Als er mit seinem Regiment vor Mainz lag und fasziniert das Bombardement der von französischen Truppen besetzten Stadt verfolgte, war er gerade mal 14. Danach wollte er weder in der preußischen Armee noch in einem Ministerium Karriere machen, sondern ganz enthusiastisch als philosophierender Wissenschaftler reüssieren. Nach seiner Kant-Lektüre gönnte er sich allerdings eine etwas halbgare Erkenntniskrise, ließ seine Verlobte Wilhelmine von Zenge in Frankfurt an der Oder sitzen und legte am Thuner See angeblich den Grundstein für ein bäuerliches Leben.

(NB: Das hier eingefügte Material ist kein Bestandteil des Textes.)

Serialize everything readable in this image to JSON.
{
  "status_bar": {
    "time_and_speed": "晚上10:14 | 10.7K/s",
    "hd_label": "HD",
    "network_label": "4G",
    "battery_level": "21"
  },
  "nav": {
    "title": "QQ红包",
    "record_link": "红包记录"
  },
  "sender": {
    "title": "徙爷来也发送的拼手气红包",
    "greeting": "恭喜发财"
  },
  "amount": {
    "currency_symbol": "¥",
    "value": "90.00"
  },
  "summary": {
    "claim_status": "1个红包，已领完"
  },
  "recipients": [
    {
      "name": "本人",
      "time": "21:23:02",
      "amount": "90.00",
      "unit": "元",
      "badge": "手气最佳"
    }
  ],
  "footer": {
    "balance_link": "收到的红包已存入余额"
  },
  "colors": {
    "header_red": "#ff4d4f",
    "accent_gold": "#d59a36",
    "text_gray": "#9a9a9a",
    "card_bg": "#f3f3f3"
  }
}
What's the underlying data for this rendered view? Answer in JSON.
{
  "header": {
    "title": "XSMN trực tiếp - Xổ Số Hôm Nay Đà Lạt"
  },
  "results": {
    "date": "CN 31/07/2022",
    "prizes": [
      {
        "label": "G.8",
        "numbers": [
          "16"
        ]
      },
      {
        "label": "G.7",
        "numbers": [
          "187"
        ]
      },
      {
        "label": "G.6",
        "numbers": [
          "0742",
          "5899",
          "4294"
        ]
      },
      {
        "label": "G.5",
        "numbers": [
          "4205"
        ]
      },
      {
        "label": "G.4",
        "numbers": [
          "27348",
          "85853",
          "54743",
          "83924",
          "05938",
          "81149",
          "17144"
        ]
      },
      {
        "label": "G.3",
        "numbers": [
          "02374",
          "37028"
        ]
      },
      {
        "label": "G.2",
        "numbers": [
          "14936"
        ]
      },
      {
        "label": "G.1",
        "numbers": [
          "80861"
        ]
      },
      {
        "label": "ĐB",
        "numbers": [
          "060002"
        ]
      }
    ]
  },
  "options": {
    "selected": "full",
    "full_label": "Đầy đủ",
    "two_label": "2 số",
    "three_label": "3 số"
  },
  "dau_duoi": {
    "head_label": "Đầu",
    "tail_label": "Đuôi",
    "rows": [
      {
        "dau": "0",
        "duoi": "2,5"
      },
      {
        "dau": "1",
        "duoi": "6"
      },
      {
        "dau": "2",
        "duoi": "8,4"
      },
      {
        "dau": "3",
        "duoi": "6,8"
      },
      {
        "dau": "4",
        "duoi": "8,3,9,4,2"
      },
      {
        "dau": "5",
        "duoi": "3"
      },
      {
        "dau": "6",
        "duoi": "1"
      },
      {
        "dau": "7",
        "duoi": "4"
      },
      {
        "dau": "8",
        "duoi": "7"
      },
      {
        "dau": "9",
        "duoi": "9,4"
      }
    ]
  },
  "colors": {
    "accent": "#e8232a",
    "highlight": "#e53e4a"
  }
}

Günter Blamberger: "Heinrich von Kleist". Fischer, Frankfurt a. M. 2011, 688 Seiten, 24,95 Euro
Peter Michalzik: "Kleist. Dichter, Krieger, Seelensucher". Propyläen, Berlin 2011, 560 Seiten, 24,99 Euro
Himmelhoch jauchzend
In der Alpenidylle schrieb er dann aber hauptsächlich an seinem dramatischen Erstling "Die Familie Schroffenstein". Da war er 24, und man kann ihn sich als himmelhoch jauchzenden und zu Tode betrübten jungen Mann vorstellen. Im nächsten Moment wird er aber auch schmerzhaft gespürt haben, was für ein zerrissener Mensch er war.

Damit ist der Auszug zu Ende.